Perplexed, Tozawa frowned and then asked, "You want to learn so badly?"
"Of course I do! I'm going to pray to the heavenly gods for a master. One that can grant me skill and discipline. " Sasuke said with certainty.
"And what would you do with the arts after you learn them?" Tozawa continued inquiring.
"I'll become a strong swordsman, and win fame and honor!" Like a real child, Sasuke said in a way like he had no sense of upcoming obstacles. If he could do it, he could. Tozawa cupped his chin. Fame came along the service of the Lords, and honor came from being faithful to the same Lord.
After a small moment of thought, Tozawa clapped his hands, "Wonderful wonderful! You are a fine boy! I can see that you have zeal in your goal. In consideration of this, I'm going to teach you a lesson."
Sasuke threw himself before Tozawa's feet and bowed submissively. His monkey imitated the same posture.
"Thank you!" He said.
When the lesson began, Tozawa told Sasuke to attack him. Elated, Sasuke stood ready. He took in one breath, and then he rushed forward. Swinging both arms, his wooden sword flew in a wide arc, and Sasuke suddenly saw nothing. He looked left and right, and then his foot slipped back. He felt a shove from behind and his face fell hard into the dirt.

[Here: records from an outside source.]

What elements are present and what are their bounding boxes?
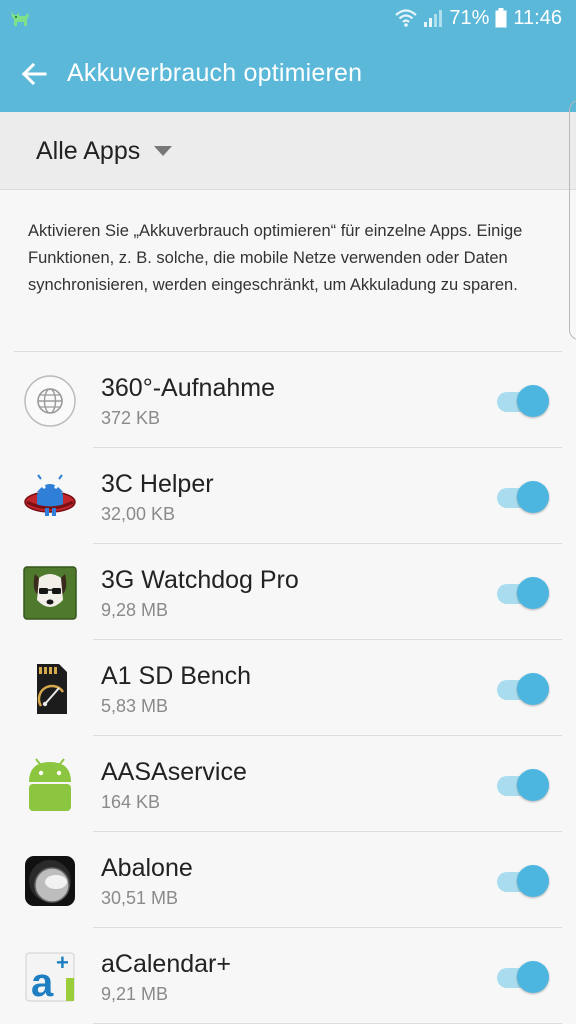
list-item-a1-sd-bench[interactable]: A1 SD Bench 5,83 MB: [0, 640, 576, 736]
dog-with-sunglasses-icon: [23, 566, 77, 620]
battery-icon: [495, 8, 507, 28]
scroll-indicator: [569, 100, 576, 340]
app-size: 32,00 KB: [101, 504, 176, 524]
app-name: Abalone: [101, 854, 193, 882]
sd-card-speedometer-icon: [23, 662, 77, 716]
list-item-abalone[interactable]: Abalone 30,51 MB: [0, 832, 576, 928]
signal-icon: [423, 8, 443, 28]
app-size: 5,83 MB: [101, 696, 169, 716]
filter-selected-value: Alle Apps: [36, 136, 141, 165]
app-size: 164 KB: [101, 792, 161, 812]
back-arrow-icon: [21, 62, 47, 86]
android-robot-helper-icon: [23, 470, 77, 524]
battery-optimization-toggle[interactable]: [495, 672, 553, 706]
app-name: 3G Watchdog Pro: [101, 566, 299, 594]
svg-text:+: +: [56, 950, 69, 975]
app-size: 372 KB: [101, 408, 161, 428]
calendar-a-plus-icon: a +: [23, 950, 77, 1005]
marble-icon: [23, 854, 77, 908]
description-text: Aktivieren Sie „Akkuverbrauch optimieren…: [28, 222, 523, 294]
list-item-360-aufnahme[interactable]: 360°-Aufnahme 372 KB: [0, 352, 576, 448]
app-size: 9,21 MB: [101, 984, 169, 1004]
battery-optimization-toggle[interactable]: [495, 480, 553, 514]
battery-optimization-toggle[interactable]: [495, 384, 553, 418]
svg-text:a: a: [31, 961, 54, 1004]
battery-optimization-toggle[interactable]: [495, 960, 553, 994]
android-cat-icon: [8, 6, 32, 30]
list-item-acalendar-plus[interactable]: a + aCalendar+ 9,21 MB: [0, 928, 576, 1024]
globe-icon: [23, 374, 77, 428]
battery-percent: 71%: [449, 6, 490, 29]
status-bar: 71% 11:46: [0, 0, 576, 36]
battery-optimization-toggle[interactable]: [495, 768, 553, 802]
android-robot-icon: [23, 758, 77, 812]
app-filter-dropdown[interactable]: Alle Apps: [36, 134, 173, 168]
back-button[interactable]: [14, 56, 54, 92]
app-name: aCalendar+: [101, 950, 231, 978]
app-bar: Akkuverbrauch optimieren: [0, 36, 576, 112]
battery-optimization-toggle[interactable]: [495, 576, 553, 610]
dropdown-caret-icon: [154, 146, 173, 156]
wifi-icon: [395, 8, 418, 28]
app-name: AASAservice: [101, 758, 247, 786]
status-icons: 71% 11:46: [395, 4, 562, 32]
app-name: A1 SD Bench: [101, 662, 252, 690]
list-item-3c-helper[interactable]: 3C Helper 32,00 KB: [0, 448, 576, 544]
clock: 11:46: [513, 6, 562, 29]
page-title: Akkuverbrauch optimieren: [67, 59, 363, 87]
list-item-aasaservice[interactable]: AASAservice 164 KB: [0, 736, 576, 832]
app-name: 3C Helper: [101, 470, 214, 498]
battery-optimization-toggle[interactable]: [495, 864, 553, 898]
app-size: 30,51 MB: [101, 888, 179, 908]
app-list: 360°-Aufnahme 372 KB 3C Helper 32,00 KB …: [0, 352, 576, 1024]
filter-bar: Alle Apps: [0, 112, 576, 190]
app-size: 9,28 MB: [101, 600, 169, 620]
app-name: 360°-Aufnahme: [101, 374, 275, 402]
list-item-3g-watchdog-pro[interactable]: 3G Watchdog Pro 9,28 MB: [0, 544, 576, 640]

"Oh my, your reflexes are slow. Look son, you must see through the darkness. You rushed ahead and didn't take my counter into mind. You worried over where I was, and you wouldn't know until it was too late." Sasuke could hear his master's humored voice from above his head, and felt a couple of taps at the back of his neck. It was from the butt of Tozawa's staff.
"Had this been real, you would've been dead." The elder said.
"Why you!" Sasuke rose to his feet. There was anger clear on his face.
"Now now, settle down. I need to get you to defend yourself and to become more alert." The master said.
Throughout the next three years, Sasuke would learn martial arts from Hakuunsai Tozawa. Along with his sword technique, and the ankoku toshi jutsu or "seeing through the darkness" technique, Sasuke Sarutobi would make the style of Koga Ninjutsu his new meditation. As he did, he felt more cunning and agile. This was a beginning tale of one of the Brave Ten.